StakeStone Core Contributor BlueWharf
The stablecoin track has different verticals, and the issuance volume and liquidity of strict stablecoins (such as USDT, USDC, etc.) are key. Strengthened regulation requires new entrants to embrace regulation, but they face fierce competition. While interest-bearing stablecoins (such as USDE, etc.) are essentially asset management services, the track is developing rapidly, and the underlying assets may be expanded in the future, and the competitive advantage lies in asset management capabilities.
Question 3:
With the changes in the regulatory environment and the accelerated integration of traditional finance and crypto assets, how do you see the future development of innovative financial products such as DeFi, BTCFi, and PayFi? Which of the above tracks are you more optimistic about? What do you think an innovative project in the above tracks should focus on in its development process? Does your project have any development plans for the above tracks in 2025?
APOLLO Lead Peter
I am optimistic about DeFi and the relevant part of BTCFi, there are opportunities to explore the returns of Bitcoin, more Bitcoin will be on-chain, its returns are transparent and come from real business. In 2025, Apollo will focus on enhancing the security and stability of Bitcoin on-chain, providing liquidity income solutions for users through custody or user self-operation, and at the same time cooperating with other projects to improve on-chain transactions and project performance, focusing on the overall flow direction of Bitcoin and the development of Solana and other projects.
Bouncebit COO YC
I am focused on the RWA track, combining on-chain and off-chain assets to innovate products, such as integrating US debt products into quantitative asset management products to provide users with arbitrage income, supporting the entry of large capital, and there are no similar directions in the current market, which I think is a good opportunity. The project will layout in BTCFi and PayFi, and is expected to launch a heavyweight product next year, solving existing industry pain points and improving asset liquidity. Initially focused on Bitcoin, it may later expand to other top blockchains, and will also incubate related projects based on customer needs, with the potential to bring new changes to the industry.

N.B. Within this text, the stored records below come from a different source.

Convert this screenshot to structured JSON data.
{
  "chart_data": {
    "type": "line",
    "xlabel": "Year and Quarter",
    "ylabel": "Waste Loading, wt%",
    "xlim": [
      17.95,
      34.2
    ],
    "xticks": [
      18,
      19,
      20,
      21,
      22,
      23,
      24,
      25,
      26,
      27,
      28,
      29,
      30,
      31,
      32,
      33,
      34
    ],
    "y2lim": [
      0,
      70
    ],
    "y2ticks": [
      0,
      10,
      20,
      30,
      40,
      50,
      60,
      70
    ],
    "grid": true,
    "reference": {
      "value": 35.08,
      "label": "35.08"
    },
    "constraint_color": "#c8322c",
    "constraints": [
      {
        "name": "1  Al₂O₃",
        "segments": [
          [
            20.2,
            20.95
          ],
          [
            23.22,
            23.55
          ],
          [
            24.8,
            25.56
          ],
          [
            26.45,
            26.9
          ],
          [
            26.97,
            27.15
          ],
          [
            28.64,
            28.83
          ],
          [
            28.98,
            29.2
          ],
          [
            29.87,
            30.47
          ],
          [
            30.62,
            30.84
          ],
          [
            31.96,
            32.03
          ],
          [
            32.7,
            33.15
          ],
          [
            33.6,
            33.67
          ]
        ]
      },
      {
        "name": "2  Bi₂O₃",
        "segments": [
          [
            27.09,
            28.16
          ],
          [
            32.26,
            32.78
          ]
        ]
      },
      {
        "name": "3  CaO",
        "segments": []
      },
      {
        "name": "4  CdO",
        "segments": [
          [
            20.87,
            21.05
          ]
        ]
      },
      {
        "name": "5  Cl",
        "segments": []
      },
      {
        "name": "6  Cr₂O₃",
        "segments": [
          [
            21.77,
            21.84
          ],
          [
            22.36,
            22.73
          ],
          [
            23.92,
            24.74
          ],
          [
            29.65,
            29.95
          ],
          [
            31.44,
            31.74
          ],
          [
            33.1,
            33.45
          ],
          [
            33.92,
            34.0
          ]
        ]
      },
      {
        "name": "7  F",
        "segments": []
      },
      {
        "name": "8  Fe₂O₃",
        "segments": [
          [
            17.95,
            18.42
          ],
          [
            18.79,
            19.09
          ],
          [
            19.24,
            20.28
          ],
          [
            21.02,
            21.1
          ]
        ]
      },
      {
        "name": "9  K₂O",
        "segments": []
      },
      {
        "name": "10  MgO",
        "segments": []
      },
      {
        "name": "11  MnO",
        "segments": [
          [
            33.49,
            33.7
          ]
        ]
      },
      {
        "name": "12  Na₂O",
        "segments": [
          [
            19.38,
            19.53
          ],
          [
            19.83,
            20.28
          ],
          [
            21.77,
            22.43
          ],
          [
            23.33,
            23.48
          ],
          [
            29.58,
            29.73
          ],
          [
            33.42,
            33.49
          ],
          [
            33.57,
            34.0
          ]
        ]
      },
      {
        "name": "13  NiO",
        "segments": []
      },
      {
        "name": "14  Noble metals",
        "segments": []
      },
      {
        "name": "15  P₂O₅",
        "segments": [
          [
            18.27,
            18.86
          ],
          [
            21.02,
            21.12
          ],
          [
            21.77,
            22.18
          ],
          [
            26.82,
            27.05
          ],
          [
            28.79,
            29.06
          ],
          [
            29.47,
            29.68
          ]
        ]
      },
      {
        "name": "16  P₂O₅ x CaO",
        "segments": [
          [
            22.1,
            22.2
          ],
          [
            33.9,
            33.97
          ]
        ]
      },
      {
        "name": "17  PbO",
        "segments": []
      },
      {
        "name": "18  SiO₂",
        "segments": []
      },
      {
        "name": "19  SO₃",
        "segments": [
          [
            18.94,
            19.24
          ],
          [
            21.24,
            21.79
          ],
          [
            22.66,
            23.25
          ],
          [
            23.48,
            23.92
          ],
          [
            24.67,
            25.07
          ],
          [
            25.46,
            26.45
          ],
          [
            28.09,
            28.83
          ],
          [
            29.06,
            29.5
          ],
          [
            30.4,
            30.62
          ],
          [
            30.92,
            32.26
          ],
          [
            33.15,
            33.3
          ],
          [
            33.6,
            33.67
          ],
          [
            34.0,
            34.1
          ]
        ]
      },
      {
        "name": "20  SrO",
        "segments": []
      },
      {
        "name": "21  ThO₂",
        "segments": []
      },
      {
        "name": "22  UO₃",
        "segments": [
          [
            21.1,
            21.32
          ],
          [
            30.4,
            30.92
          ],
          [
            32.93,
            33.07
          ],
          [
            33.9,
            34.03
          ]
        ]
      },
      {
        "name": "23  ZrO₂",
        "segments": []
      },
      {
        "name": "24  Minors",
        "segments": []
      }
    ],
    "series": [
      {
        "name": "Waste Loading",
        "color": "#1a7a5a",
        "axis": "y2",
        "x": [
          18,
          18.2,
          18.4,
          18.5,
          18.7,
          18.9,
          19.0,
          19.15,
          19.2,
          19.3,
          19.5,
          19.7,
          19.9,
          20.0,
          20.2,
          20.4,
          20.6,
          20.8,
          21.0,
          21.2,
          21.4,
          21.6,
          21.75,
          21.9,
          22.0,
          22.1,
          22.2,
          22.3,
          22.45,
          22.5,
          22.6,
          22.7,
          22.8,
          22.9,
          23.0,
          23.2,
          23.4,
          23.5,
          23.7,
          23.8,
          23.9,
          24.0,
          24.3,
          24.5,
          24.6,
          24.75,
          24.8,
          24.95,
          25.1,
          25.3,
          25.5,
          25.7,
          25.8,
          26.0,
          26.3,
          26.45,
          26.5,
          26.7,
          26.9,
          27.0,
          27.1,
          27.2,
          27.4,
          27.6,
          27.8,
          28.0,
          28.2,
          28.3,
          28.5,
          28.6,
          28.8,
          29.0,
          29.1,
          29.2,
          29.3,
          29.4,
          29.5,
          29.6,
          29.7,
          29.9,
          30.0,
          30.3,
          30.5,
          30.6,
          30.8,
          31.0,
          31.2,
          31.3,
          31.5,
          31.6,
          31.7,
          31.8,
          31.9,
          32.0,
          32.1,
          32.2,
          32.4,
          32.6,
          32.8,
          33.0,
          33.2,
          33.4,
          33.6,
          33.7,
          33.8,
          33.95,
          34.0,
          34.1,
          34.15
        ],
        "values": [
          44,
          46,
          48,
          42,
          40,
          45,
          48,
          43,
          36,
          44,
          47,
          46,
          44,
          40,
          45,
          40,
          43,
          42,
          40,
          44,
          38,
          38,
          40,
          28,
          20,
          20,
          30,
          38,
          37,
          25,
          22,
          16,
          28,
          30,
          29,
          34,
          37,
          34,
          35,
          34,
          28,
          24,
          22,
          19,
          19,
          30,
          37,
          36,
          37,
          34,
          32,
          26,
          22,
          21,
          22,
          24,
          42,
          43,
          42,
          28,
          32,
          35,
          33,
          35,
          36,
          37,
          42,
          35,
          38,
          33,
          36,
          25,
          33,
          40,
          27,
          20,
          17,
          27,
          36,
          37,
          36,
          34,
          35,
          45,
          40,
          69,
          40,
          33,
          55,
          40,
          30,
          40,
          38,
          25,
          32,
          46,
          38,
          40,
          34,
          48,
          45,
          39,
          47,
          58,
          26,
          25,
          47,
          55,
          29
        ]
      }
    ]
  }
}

StakeStone Core Contributor BlueWharf
BTCFi mainly includes three meaningful aspects: BTC on-chain, BTC analysis and BTC on-chain lending, but the limited on-chain liquidity of BTC affects the related DeFi development. In terms of PayFi, the rise of high-performance public chains brings upgrade opportunities for payment business, and StakeStone will have products next year to improve the performance and user-friendliness of payment business, and I am optimistic about the development of the payment field next year.
Star AI Allen
I am optimistic about the DeFi track, AI can improve the efficiency of asset issuance, making asset issuance more convenient and diverse, but the current AI assets have the problem of value fluctuation. DeFi needs more standard asset types, AI can help transform them into collateral protocols, etc., to enhance asset liquidity and durability, and achieve mutual empowerment. Regarding BTCFi, I have seen the TGBTC project released by the TG official, but I need to further observe the micro-innovations and gameplay of other on-chain DeFi protocols.